Skater Honors Hero Passenger Brother

N E W  Y O R K, Oct. 5, 2001 -- When Joanna Glick twirls around on the ice in an all-star performance at Madison Square Garden in New York tonight, she'll be thinking of her big brother, Jeremy Glick, a passenger on United Airlines Flight 93 who is being hailed as a hero.

The 16-year-old skater was invited to join the performance to honor her brother.

"I really wanted to do it for him because he always backed me in all my skating and he never let me down," Joanna Glick told Good Morning America. "So I think it's a total tribute to him."

Jeremy Glick, a 31-year-old businessman and former collegiate judo champion, is one of the passengers who is believed to have thwarted the efforts of hijackers on United Flight 93 before it crashed in Pennsylvania on Sept. 11.
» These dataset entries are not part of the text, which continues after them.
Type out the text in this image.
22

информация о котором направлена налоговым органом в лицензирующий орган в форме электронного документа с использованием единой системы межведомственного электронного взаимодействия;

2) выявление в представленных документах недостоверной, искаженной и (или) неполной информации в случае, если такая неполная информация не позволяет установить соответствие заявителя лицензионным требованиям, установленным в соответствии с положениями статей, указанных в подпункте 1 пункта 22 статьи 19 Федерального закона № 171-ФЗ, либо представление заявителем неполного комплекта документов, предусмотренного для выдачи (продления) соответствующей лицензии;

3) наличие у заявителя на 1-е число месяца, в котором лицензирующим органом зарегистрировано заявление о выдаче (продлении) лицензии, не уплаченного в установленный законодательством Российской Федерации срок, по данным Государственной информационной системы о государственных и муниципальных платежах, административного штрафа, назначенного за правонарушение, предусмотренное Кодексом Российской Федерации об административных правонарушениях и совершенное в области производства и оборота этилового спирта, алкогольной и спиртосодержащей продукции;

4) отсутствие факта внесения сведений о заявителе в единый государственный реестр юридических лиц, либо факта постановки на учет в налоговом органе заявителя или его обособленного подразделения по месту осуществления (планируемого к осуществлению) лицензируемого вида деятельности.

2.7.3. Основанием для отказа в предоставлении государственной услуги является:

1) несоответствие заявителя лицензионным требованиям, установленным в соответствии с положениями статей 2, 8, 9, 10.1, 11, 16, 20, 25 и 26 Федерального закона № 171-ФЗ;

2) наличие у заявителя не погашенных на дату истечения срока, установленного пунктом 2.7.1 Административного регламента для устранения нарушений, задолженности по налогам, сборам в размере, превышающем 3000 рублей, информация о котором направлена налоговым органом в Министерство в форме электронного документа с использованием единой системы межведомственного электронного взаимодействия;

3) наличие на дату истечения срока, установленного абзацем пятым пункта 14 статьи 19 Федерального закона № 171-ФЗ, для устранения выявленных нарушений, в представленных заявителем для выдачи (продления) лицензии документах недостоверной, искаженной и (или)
Event Has New Significance

The figure skating community had already planned to come together in New York Friday night to commemorate a tragedy that took place 40 years ago. On Feb. 15, 1961, a plane crash outside Brussels, Belgium killed all 18 members of the 1961 U.S. World Figure Skating team, as well as 16 of their friends, family and coaches and 38 other passengers. The team had been headed to the World Championships in Prague, Czechoslovakia.

The event was intended to raise funds for future skaters, but the Sept. 11 terrorist attacks are giving it new meaning.

Joanna Glick is a little-known competitive figure skater from Upper Saddle River, N.J. She finished 10th in juniors at the National Championship in January, and was contemplating leaving the sport. But the U.S. Figure Skating Association asked her to perform, in honor of her brother.

A Giant Teddy Bear

Glick will skate to Sarah McLachlan's "I Will Remember You," which contains the lyrics "I will remember you, will you remember me? ... Weep not for the memories." The extravaganza will feature ice skating luminaries such as Scott Hamilton, Michelle Kwan and Nancy Kerrigan, but the young skater said she'd only have one thing on her mind.

"It's going to be very personal, I'm not really thinking about the audience. It's really for just Jeremy and I and that's the way I'm going to think about it," Glick said. Because of the age difference between them, her brother was like a protective father figure and a hero to her long before Sept. 11.

"He was always my giant teddy bear," Glick said. "I would stay in his arms and that's what I remember about him from growing up."

‘A Humble Man’

Her brother has become a symbol of heroism amid tragedy, but Glick says that there are many everyday heroes that everyday people should recognize too.

"I think a hero has a thousand faces, it's not just the people on Flight 93 or the people you read about in books: it's the person who helps an old woman cross the street. That's true heroism. That's what our country needs to recognize as a hero," she said.

Just the same, she hopes people will remember the name Jeremy Glick. Her family will be watching the performance, and her brother's spirit will be with her, Glick said.

"He wasn't someone who went out and searched for fame," she said. "It just kind of came to him and he was such a humble man. That's what I want people to remember about him."